Between the lab and the field: Plants and places of evidence in a Ugandan-Australian research collaboration
Abstract What, if any, new ideas can standardized and self-validating testing set-ups in molecular biology distill in a place like Uganda? This lecture thematizes the distribution of value and labor in a joint Ugandan-Australian project. Ugandan biologists are testing transgenic banana plants in a context, where the banana is a highly familiar main staple and where their work takes them more into the field than is usual in their lab-based discipline. I examine the ways in which place and forms of valuation become implicated in one another in scientific practices, tightening hierarchies between western, masculine places of high science in Australia and their devalued and feminized counterparts in Uganda. Based one and half years of ethnographic field research, I trace how the banana plant nonetheless becomes differently thinkable in the place-specific field practices of Ugandan biologists. Although these conceptual innovations become backgrounded in a disciplinary culture that fetishizes placelessness, even repetitive and self-affirming testing arrangements are not epistemically locked-in but can make familiar entities thinkable in new ways.

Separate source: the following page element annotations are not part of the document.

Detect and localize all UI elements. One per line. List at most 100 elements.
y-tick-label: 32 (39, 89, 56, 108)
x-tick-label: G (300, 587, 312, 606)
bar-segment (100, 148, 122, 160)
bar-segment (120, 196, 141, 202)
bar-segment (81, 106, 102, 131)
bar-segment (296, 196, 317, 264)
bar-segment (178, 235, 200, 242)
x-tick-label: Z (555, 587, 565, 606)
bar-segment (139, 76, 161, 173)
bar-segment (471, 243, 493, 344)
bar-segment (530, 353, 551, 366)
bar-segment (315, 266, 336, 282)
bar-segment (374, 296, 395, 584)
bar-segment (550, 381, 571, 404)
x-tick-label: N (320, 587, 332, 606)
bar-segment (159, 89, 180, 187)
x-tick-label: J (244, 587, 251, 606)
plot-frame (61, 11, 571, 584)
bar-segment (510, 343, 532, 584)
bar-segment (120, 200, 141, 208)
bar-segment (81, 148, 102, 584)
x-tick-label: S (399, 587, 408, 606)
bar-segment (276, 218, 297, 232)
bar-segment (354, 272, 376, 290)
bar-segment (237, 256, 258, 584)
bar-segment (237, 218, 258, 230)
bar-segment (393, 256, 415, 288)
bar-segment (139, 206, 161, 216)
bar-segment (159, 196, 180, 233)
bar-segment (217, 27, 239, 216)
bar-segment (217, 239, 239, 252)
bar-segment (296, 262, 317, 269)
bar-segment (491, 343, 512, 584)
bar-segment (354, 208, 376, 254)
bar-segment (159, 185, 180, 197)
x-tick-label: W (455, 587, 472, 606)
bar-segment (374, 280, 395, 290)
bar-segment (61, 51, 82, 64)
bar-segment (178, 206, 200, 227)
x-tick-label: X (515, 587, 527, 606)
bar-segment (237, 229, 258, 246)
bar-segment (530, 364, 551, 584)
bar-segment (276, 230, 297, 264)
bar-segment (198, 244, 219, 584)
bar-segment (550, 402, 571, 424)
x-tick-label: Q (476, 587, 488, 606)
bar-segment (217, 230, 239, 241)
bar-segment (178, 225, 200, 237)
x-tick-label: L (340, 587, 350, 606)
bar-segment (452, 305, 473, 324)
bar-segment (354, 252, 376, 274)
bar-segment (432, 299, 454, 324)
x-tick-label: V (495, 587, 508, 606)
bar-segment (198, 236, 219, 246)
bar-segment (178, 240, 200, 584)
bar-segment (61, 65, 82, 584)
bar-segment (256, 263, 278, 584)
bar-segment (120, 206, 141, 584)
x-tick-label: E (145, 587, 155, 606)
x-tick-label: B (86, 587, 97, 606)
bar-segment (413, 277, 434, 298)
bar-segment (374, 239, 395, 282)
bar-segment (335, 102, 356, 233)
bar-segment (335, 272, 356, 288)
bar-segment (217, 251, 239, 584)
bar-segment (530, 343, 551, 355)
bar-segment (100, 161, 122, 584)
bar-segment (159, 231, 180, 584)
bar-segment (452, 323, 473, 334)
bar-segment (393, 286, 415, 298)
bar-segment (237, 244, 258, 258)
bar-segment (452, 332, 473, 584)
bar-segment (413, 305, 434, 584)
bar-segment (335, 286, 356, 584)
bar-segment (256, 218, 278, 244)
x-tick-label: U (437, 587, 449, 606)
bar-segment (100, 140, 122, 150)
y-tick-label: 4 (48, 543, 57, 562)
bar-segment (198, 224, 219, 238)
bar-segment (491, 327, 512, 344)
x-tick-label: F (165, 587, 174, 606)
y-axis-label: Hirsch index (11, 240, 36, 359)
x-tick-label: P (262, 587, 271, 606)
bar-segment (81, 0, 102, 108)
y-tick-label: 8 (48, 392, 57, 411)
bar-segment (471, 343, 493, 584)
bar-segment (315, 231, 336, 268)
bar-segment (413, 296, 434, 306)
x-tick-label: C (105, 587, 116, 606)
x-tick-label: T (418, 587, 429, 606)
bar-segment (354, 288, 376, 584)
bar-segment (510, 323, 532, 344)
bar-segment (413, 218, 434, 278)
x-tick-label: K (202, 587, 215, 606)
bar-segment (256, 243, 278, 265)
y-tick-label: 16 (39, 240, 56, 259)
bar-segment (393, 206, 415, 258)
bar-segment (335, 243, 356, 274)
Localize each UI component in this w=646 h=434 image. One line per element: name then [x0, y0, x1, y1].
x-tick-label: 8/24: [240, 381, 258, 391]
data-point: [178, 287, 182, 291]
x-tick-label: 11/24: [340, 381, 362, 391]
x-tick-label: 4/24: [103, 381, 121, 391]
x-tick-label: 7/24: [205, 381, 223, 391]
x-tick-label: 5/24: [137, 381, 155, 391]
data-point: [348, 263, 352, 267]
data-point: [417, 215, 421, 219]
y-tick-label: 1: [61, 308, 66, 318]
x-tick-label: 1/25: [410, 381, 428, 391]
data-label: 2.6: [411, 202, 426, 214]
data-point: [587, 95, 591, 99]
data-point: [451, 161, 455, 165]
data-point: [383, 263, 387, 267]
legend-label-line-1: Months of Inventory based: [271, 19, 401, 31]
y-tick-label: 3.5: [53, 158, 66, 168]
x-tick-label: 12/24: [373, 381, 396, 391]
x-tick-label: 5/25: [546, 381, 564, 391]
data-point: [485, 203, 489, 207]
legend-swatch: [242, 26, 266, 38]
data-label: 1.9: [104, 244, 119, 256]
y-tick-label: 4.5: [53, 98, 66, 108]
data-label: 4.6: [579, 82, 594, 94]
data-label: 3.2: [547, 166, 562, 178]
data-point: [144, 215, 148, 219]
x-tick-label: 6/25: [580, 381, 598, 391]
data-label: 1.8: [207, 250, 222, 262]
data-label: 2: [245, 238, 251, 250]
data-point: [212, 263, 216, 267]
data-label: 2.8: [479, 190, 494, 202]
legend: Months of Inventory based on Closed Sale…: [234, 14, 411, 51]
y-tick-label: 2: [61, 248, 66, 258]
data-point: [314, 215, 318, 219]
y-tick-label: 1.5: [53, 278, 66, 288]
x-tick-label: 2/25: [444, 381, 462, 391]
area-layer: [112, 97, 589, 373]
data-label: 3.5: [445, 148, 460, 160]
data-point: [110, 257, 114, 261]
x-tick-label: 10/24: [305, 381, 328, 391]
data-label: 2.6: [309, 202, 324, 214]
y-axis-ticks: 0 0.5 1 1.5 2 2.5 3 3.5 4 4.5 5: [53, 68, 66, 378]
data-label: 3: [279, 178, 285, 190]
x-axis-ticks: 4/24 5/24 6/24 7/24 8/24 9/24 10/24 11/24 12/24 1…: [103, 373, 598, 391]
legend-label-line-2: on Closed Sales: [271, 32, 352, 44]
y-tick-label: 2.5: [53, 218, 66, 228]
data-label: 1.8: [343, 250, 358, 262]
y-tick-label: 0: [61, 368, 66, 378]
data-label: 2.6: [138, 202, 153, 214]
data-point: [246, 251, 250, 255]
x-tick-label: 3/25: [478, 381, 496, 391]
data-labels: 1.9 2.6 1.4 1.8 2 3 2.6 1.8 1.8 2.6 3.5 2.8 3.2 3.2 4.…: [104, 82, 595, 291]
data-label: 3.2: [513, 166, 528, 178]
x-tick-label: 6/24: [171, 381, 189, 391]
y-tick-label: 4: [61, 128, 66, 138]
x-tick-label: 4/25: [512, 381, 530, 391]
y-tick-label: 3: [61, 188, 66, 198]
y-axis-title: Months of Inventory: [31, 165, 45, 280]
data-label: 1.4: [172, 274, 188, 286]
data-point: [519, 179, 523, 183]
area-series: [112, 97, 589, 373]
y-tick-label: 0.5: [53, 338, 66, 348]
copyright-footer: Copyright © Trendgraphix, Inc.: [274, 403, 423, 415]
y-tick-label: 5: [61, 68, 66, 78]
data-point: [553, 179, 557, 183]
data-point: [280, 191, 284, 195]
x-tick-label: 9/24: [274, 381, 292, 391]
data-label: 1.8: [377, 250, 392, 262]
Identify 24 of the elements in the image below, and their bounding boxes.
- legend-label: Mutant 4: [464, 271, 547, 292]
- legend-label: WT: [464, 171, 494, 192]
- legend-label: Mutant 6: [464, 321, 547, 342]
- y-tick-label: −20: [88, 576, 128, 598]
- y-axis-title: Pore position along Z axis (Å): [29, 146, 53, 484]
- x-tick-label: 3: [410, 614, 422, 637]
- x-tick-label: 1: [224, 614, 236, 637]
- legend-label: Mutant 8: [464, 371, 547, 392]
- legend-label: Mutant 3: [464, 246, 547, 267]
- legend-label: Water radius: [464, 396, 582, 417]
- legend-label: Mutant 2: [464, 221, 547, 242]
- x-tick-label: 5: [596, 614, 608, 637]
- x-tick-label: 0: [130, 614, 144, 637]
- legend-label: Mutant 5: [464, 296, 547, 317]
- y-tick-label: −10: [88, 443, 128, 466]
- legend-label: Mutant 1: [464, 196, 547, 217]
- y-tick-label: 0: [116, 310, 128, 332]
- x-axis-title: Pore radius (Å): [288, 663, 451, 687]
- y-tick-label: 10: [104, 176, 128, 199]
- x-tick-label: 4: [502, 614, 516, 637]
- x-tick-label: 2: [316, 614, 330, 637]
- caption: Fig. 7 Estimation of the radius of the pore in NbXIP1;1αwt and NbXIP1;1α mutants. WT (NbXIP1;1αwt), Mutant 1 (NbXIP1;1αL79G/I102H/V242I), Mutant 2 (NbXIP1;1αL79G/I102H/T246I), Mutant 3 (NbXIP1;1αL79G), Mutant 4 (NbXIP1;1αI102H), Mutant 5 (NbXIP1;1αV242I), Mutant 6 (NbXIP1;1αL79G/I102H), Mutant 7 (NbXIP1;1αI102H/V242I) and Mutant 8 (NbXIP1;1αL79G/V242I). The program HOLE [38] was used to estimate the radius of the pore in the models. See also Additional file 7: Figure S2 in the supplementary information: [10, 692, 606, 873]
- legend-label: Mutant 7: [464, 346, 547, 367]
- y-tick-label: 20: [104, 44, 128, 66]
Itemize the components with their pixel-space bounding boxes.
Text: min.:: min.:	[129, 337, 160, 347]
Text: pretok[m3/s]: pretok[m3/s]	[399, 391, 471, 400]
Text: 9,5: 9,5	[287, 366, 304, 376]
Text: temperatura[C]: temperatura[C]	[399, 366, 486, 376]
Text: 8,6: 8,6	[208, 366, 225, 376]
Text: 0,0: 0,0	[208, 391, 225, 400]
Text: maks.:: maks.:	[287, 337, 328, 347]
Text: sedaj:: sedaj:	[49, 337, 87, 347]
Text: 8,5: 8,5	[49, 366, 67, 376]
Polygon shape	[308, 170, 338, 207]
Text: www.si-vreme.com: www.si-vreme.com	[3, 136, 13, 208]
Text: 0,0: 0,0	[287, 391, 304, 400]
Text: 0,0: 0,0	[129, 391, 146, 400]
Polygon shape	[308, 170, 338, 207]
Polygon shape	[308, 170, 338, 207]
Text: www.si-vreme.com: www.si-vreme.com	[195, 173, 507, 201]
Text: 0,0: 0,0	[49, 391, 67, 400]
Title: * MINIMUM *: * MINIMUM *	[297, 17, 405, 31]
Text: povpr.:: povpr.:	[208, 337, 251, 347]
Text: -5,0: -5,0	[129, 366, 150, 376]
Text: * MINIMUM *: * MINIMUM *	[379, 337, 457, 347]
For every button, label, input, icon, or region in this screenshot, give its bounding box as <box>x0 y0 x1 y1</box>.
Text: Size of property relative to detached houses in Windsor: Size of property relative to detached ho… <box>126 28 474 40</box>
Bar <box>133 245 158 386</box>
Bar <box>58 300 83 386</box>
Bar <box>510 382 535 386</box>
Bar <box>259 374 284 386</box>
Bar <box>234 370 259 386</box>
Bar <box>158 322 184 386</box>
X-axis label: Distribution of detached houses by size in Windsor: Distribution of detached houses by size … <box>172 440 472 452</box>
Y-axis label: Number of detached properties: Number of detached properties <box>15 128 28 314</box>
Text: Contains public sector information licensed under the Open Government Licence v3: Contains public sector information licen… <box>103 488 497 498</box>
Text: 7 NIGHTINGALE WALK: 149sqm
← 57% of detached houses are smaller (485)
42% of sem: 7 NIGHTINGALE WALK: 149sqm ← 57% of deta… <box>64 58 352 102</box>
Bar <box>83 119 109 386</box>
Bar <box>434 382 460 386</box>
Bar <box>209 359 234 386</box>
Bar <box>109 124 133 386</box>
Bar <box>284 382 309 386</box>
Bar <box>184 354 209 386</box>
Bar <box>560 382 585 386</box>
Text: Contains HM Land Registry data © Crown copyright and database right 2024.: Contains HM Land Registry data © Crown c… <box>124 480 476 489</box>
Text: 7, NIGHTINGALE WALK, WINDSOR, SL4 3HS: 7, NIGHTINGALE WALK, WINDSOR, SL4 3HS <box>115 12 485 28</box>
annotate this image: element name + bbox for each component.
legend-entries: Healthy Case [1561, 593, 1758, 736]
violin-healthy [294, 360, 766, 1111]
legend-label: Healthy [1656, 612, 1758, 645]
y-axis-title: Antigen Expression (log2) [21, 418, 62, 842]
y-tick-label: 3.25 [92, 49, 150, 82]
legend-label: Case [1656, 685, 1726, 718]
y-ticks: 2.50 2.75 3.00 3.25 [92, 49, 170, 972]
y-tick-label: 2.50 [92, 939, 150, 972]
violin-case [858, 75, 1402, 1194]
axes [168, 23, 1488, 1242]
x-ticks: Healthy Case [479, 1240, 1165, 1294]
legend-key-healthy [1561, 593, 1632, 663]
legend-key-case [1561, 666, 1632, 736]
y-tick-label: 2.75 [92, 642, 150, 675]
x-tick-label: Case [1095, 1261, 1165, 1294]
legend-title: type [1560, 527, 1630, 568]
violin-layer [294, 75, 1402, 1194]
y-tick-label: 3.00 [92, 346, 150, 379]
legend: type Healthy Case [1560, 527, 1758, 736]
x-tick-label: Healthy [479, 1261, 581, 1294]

Biography Sandra Calkins is Assistant Professor for Social and Cultural Anthropology at the Free University of Berlin. She has done field research in Sudan, Uganda, and Australia on uncertainty, nutrition, land rights, and human-plant relations. Her current research, inspired by STS, more-than-human anthropologies, and medical anthropology, examines a Ugandan-Australian science collaboration to improve banana plants.